Let’s move on and investigate the second research question: Can we predict player’s position based on their “shot profile”? This R chunk will help us with that:
# Reversing predictors, as we are predicting Position based on the Shot Distance
model_position <- multinom(Position ~ ShotDistance, data = data)
## # weights: 6 (5 variable)
## initial value 396.480187
## iter 10 value 366.310123
## final value 366.294641
## converged
summary(model_position)
## Call:
## multinom(formula = Position ~ ShotDistance, data = data)
##
## Coefficients:
## Values Std. Err.
## (Intercept) -1.3606746 0.2046286
## ShotDistance3-10 ft 0.8752678 0.3779312
## ShotDistance10-16 ft 1.0726403 0.7907184
## ShotDistance16ft-3P 7.3281384 14.0107158
## ShotDistance3P 1.3820347 0.2292799
##
## Residual Deviance: 732.5893
## AIC: 742.5893
# accuracy of predictions
data$PredictedPosition <- predict(model_position, newdata = data)
accuracy <- mean(data$Position == data$PredictedPosition)
cat("Prediction Accuracy: ", accuracy)
## Prediction Accuracy: 0.5909091
Output of this code is giving similar results like last part of the code. Again, reference category was 0-3 feet, and value of -1.3606746 suggest that player who take a shot from that distance is more likely to be a Forward than a Guard. All other categories are showing more or less the same - odds of player being a Guard are higher than for Forwards in any other category. Again, high error for 16ft - 3P is expected and understood, but I would also say that you will rarely see a Forward taking a shot from that distance, which this research confirms. From this, we have that player’s shot profile is a significant predictor of their position, where forwards take more shots only close to the basket.
Overall, from the analysis, it is evident that shot profile gives significant information about player’s position. We got information that Guards are favoring mid-range and long-distance shot, whereas Forwards take more shots closer to the rim, which confirms basketball strategy and trend of modern basketball. Important parameter that this research showed is that both Forwards and Guards do take 3 point shots, which we can see in the first output, where both log-odds are positive, 0.458 for Forwards and 1.383 for Guards.

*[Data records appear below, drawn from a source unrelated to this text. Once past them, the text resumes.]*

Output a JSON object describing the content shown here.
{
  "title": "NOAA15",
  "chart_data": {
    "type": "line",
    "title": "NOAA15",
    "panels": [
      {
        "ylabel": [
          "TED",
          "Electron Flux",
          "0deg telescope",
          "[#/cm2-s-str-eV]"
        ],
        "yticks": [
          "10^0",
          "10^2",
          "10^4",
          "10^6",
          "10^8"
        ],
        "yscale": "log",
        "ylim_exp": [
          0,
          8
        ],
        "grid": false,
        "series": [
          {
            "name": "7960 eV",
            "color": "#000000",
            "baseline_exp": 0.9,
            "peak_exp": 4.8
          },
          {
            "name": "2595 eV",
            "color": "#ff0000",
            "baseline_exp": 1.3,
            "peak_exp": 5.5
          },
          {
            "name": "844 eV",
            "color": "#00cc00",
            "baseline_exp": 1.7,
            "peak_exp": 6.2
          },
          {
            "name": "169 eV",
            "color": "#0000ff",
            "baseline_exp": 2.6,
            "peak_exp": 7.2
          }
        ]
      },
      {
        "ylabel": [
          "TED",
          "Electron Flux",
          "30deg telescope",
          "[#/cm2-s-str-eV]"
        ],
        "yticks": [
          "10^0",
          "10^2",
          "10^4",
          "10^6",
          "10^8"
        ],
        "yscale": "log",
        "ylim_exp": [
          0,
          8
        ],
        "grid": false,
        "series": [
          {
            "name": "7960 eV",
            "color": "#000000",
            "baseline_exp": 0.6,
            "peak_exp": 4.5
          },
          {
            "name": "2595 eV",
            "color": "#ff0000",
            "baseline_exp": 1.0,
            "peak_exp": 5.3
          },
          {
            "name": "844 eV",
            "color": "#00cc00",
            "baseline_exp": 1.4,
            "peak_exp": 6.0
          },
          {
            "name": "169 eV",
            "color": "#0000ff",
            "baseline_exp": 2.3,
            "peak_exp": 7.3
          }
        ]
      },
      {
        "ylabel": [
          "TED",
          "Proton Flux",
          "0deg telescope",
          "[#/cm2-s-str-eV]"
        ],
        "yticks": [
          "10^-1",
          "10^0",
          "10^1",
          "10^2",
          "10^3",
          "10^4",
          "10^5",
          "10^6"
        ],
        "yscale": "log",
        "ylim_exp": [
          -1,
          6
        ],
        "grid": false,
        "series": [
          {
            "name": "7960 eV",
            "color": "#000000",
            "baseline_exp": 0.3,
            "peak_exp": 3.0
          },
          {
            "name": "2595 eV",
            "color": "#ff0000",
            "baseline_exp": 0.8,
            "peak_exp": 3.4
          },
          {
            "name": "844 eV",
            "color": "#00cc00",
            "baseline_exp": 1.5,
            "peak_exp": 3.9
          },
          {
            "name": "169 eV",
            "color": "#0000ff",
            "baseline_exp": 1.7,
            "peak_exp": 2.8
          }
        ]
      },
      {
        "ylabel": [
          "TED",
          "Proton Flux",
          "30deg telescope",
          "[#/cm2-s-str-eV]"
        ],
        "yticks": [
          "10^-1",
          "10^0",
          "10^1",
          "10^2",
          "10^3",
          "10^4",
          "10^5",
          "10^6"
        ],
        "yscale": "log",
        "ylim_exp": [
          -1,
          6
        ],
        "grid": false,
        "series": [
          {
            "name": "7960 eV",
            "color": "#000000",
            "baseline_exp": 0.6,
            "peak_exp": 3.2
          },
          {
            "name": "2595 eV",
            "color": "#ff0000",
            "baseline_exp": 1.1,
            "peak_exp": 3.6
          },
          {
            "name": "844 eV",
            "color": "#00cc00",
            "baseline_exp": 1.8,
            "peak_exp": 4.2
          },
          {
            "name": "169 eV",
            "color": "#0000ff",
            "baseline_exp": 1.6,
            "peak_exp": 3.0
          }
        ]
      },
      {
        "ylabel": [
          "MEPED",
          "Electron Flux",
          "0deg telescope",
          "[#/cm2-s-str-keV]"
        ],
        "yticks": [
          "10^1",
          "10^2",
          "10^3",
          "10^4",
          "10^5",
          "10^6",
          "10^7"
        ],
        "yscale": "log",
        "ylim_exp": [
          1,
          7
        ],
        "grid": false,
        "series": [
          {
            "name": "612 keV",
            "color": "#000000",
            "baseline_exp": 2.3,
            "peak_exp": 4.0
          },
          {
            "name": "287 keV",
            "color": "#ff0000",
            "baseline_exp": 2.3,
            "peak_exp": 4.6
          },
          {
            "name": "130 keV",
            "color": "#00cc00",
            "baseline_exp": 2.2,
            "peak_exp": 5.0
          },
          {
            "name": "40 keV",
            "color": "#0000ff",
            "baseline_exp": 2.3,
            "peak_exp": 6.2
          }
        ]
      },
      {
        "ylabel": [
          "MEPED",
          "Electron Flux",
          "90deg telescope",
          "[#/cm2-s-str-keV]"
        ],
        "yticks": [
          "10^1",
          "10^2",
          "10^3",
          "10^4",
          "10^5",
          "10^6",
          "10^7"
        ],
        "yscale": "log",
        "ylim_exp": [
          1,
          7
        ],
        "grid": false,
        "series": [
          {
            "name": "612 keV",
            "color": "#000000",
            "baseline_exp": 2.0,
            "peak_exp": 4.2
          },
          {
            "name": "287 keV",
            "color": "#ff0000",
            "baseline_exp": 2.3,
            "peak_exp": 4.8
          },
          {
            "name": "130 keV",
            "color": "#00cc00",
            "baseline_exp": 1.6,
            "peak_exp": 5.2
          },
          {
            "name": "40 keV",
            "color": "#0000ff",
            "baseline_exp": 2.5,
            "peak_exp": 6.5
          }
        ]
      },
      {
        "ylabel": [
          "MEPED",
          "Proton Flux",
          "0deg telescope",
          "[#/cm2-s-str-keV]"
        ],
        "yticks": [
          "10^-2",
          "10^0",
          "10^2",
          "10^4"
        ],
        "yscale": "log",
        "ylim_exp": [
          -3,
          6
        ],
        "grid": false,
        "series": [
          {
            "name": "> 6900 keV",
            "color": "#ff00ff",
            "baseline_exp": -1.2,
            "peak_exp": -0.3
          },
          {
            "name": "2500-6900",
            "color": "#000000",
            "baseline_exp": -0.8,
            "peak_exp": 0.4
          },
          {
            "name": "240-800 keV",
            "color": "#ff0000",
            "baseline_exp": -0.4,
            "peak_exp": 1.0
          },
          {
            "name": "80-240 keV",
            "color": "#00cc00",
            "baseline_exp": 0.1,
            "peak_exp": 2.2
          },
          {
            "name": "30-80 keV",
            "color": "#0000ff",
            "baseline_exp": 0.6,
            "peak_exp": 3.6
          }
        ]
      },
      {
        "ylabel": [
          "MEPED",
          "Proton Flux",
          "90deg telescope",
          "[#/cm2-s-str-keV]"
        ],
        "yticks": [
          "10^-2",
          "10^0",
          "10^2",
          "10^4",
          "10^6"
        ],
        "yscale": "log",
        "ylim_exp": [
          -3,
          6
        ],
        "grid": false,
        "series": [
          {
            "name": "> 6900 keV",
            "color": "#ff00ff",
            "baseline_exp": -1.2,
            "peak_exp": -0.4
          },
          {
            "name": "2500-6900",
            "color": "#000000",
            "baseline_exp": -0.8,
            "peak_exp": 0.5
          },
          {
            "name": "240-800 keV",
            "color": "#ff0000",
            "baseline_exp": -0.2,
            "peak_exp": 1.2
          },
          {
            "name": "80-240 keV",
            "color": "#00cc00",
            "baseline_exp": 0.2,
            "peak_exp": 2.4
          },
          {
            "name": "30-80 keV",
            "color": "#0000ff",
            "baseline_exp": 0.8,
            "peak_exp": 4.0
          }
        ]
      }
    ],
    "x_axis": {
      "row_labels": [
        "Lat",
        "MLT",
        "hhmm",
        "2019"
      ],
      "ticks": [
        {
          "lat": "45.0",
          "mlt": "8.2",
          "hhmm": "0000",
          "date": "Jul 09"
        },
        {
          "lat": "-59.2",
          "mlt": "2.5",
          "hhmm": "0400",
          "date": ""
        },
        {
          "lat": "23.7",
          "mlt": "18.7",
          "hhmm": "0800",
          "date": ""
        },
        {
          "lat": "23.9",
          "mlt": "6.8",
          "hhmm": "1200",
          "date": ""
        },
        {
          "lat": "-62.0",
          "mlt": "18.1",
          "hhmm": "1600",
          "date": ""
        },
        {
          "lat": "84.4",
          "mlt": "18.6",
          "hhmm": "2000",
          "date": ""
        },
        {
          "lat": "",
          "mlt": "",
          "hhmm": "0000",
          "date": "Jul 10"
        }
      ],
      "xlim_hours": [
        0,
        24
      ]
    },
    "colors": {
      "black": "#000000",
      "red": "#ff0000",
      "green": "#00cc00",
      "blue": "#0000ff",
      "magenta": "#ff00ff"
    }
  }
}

Furthermore, for the second question, where we were trying to guess position of a player based on shots they take, we got generally similar results. The difference was that we are trying to predict a position here, and by the code we have, accuracy of our model was just under 60%, showing that player’s position can be predicted based on shots they are taking with a pretty good percentage of success.
However, there were certain issues with the model, and the one obivous was a large standard error for the 16 feet - 3P distance, which might be because of the fact that shots taken from this distance can be considered as the rarest shots in basketball, leading to less sample size and the reason of the large standard error. Moreover, something that was excluded from this data were dunk attempts, and they were not considered in the 0-3 feet category, and Forwards do attempt a lot more dunks than Guards, which can change this model and log-odds produced out of it.
Conversely, this model was a really good fit for the data, taking in account variables used in it. Nominal logistic regression was appropriate for categorical natures of variables, which is the reason why this model was a good fit for answering research questions. Overall, low standard errors show that our model was effective to answer questions and at the end, it properly fit the real-life basketball style and the expectations we had before conducting this study.